Respectfully DPF I disagree. I feel that in an MPP environment where parties have to negotiate to get their policy though that this process can happen with party policy. An example of this that springs to mind is the Green MPs private members bills like the Waste Minimisation Bill.

When you vote for a party I think that you should be getting that parties policy not the policy of the people that the party has chosen to work for them in parliament. In cases where party policy is not available the Party’s MPs should debate how the issue aligns with other party policy and party principles.

Electorate MPs when faced with an issue that is not a clear party of the policy platform they were elected should attempt as best as they can to judge the mood of the people of their electorate.


5 thoughts on “Conscientious Policy

  1. ‘Alcohol’ usually comes under ‘Health policy’, specifically the bit that deals with weekend staffing of trauma units & A & E;
    and ‘Police policy’, specifically the bits about cancelling all leave over NYE and shifting metropolitain police to patrolling Mt Maunganui et al, to handle brawls, rapes and disturbances caused by unabated alcohol consumption. Plus the usual rostering of extra WPC’s to central city club-strips every weekend, to sort out the brawls, rapes and disturbances we tolerate on a routine cycle.
    Oh, and under ‘Justice policy’, ensuring adequate staffing levels to manage the Monday morning call-overs at District Courts around the country, after the brawlers have dried out in the cells of the local Police Station overnight.

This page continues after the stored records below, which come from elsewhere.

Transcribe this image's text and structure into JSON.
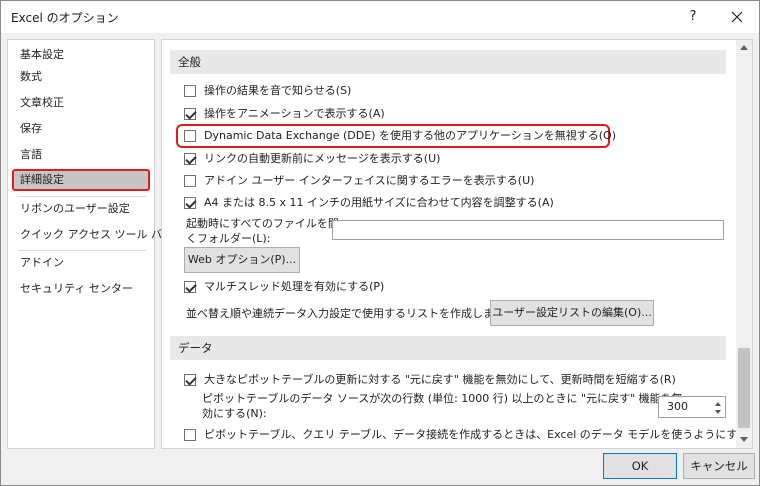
{
  "window": {
    "title": "Excel のオプション",
    "help_glyph": "?",
    "close_icon": "close-icon"
  },
  "sidebar": {
    "items": [
      {
        "label": "基本設定"
      },
      {
        "label": "数式"
      },
      {
        "label": "文章校正"
      },
      {
        "label": "保存"
      },
      {
        "label": "言語"
      },
      {
        "label": "詳細設定",
        "selected": true
      },
      {
        "label": "リボンのユーザー設定"
      },
      {
        "label": "クイック アクセス ツール バー"
      },
      {
        "label": "アドイン"
      },
      {
        "label": "セキュリティ センター"
      }
    ]
  },
  "general": {
    "heading": "全般",
    "options": [
      {
        "label": "操作の結果を音で知らせる(S)",
        "checked": false
      },
      {
        "label": "操作をアニメーションで表示する(A)",
        "checked": true
      },
      {
        "label": "Dynamic Data Exchange (DDE) を使用する他のアプリケーションを無視する(O)",
        "checked": false
      },
      {
        "label": "リンクの自動更新前にメッセージを表示する(U)",
        "checked": true
      },
      {
        "label": "アドイン ユーザー インターフェイスに関するエラーを表示する(U)",
        "checked": false
      },
      {
        "label": "A4 または 8.5 x 11 インチの用紙サイズに合わせて内容を調整する(A)",
        "checked": true
      }
    ],
    "startup_label_1": "起動時にすべてのファイルを開",
    "startup_label_2": "くフォルダー(L):",
    "startup_value": "",
    "web_options_button": "Web オプション(P)...",
    "multithread_label": "マルチスレッド処理を有効にする(P)",
    "multithread_checked": true,
    "sort_list_label": "並べ替え順や連続データ入力設定で使用するリストを作成します:",
    "edit_lists_button": "ユーザー設定リストの編集(O)..."
  },
  "data": {
    "heading": "データ",
    "undo_large_label": "大きなピボットテーブルの更新に対する \"元に戻す\" 機能を無効にして、更新時間を短縮する(R)",
    "undo_large_checked": true,
    "rows_label_1": "ピボットテーブルのデータ ソースが次の行数 (単位: 1000 行) 以上のときに \"元に戻す\" 機能を無",
    "rows_label_2": "効にする(N):",
    "rows_value": "300",
    "data_model_label": "ピボットテーブル、クエリ テーブル、データ接続を作成するときは、Excel のデータ モデルを使うようにする(M)",
    "data_model_checked": false,
    "info_glyph": "i"
  },
  "footer": {
    "ok": "OK",
    "cancel": "キャンセル"
  }
}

    Perhaps DPF thought his consumption of his favourite tipple at home, as he surfs the net, was under threat, and was unaware of the more usual concerns of those who deal with the effects of alcohol abuse?

  2. I agree myflathasmould! The implication of conscience votes seems to be that other votes are somehow less conscience issues. A tax policy, the effect of which is underfunding and, eventually, homelessness and poverty is not an issue that should weigh on MPs’ consciences but a deciding on the legality of the sexual preferences of people is. I want to know where the party I vote for stands on all issues. I’d certainly be pissed off if I voted for a party that I thought was liberal and then it used the wormy ‘conscience vote’ excuse to allow significant proportions of its MPs to vote for illiberal policies.

  3. The Green Party already has very clear policy re a number of issues related to alcohol. You can find it here, and Green MPs are expected to vote in accordance with it.

    Unlike other Parties, the Green Party acknowledges that alcohol is a drug; that a drug-free lifestyle is the healthiest lifestyle; that people will use drugs regardless of their health implications or legal status; and that alcohol should not be treated any differently from any other drug that has similar potential for harm.

  4. Personally speaking I think all issues outside of confidence or supply should be conscience issues. Might actually make electorates into an interesting contest.

  5. Ari, I would have agreed with you completely under FPP where MPs were elected as electorate representatives.

    But under MMP they are elected in numbers proportional to their party’s electoral support, so I think they should be obliged to follow their party’s policy when that policy had been developed at the time of their election.

    That obligation, however, is one that should (and is) enforced by internal party processes, rather than by law.